A very interesting find is a wedding crown where the blue colour used was made from the feathers of the kingfisher. Some of the pendants in the necklaces can store amulets for the protection of the wearers.

An example of a necklace with amulets stored in its pendants. Image source: Author’s own.

Teluk Berantai Gallery
(First Floor)

Fine examples of various Malay textiles covering songket, limar sarung fabric, cloth embellished with gold leaf (telepuk), limar cloth and scripted cloth can be viewed in this gallery.

The arrivals of traders from Arabia, Persia, Turkey, China, India, Siam and the islands of Sumatra and Java in the early days would influence the material used then. Over the years the materials used ranged from simple to elaborate songket in fine cotton or on silk.  

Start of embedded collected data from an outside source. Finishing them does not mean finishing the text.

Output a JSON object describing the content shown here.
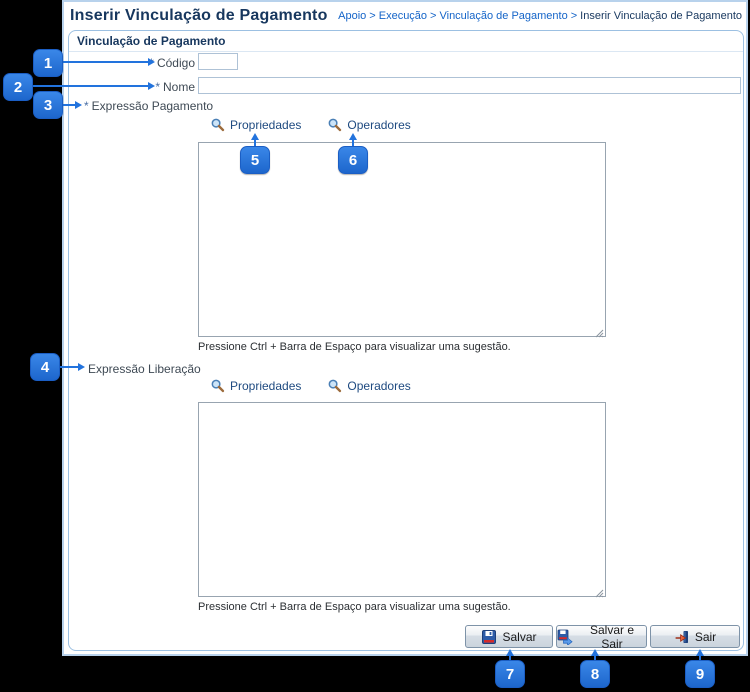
{
  "header": {
    "title": "Inserir Vinculação de Pagamento",
    "breadcrumb": {
      "segments": [
        "Apoio",
        "Execução",
        "Vinculação de Pagamento"
      ],
      "separator": ">",
      "current": "Inserir Vinculação de Pagamento"
    }
  },
  "form": {
    "section_title": "Vinculação de Pagamento",
    "required_marker": "*",
    "codigo": {
      "label": "Código",
      "value": ""
    },
    "nome": {
      "label": "Nome",
      "value": ""
    },
    "expressao_pagamento": {
      "label": "Expressão Pagamento",
      "value": ""
    },
    "expressao_liberacao": {
      "label": "Expressão Liberação",
      "value": ""
    },
    "propriedades_link": "Propriedades",
    "operadores_link": "Operadores",
    "suggestion_hint": "Pressione Ctrl + Barra de Espaço para visualizar uma sugestão.",
    "buttons": {
      "salvar": "Salvar",
      "salvar_e_sair": "Salvar e Sair",
      "sair": "Sair"
    }
  },
  "icons": {
    "lookup": "magnifier-icon",
    "salvar": "floppy-disk-icon",
    "salvar_e_sair": "floppy-disk-arrow-icon",
    "sair": "door-exit-icon"
  },
  "annotations": {
    "badges": [
      "1",
      "2",
      "3",
      "4",
      "5",
      "6",
      "7",
      "8",
      "9"
    ],
    "badge_color": "#2273dd",
    "arrow_color": "#2273dd"
  },
  "colors": {
    "background": "#000000",
    "panel": "#ffffff",
    "title_navy": "#17375e",
    "breadcrumb_blue": "#1464c8",
    "section_border": "#9cc0e2",
    "link_navy": "#1e4a80"
  }
}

Gold paper embroidery collections on display are used as covers for pillows, bridal decoration, wedding dais, etc. Probably the skills required to make them would take time to master as they involved cutting and shaping the gold paper into various designs or motifs sewing them together with coloured threads, spangles and glass-like pieces.

Development of gold thread embroidery (tekat) on textile was largely influenced by imports of gold threads, satin, silk and velvet materials from India and China into the Malayan Peninsular. In tekat the gold threads are laid on the surface of the material and stitched into place.

Examples of gold thread embroidery. Image source: Author’s own.

This last section showcases the cultural wear of the various ethnic groups in Malaysia and reminds the visitors of Gallery D of the National Museum.

Additional Information

The National Textile Museum building completed in 1905 was designed by Arthur Benison Hubback in the Neo-Mughal architectural style. Throughout its history it had been used to house various government departments before it was turned into the National Textile Museum, and was officially opened in 2012 although it was already opened to the public in 2010. It sits adjacent to the Sultan Abdul Samad Building and holds its own in terms of beauty and grace with its distinctive red and white bonding façade topped with onion-shaped domes.  

Ticket entry to the National Textile Museum is a steal at RM2 for an adult ticket (12 years and above) and half the price for senior citizens and the disabled. Non-Malaysians are charged RM5. The National Textile Museum is open daily from 9am to 5pm except the first Monday of each month.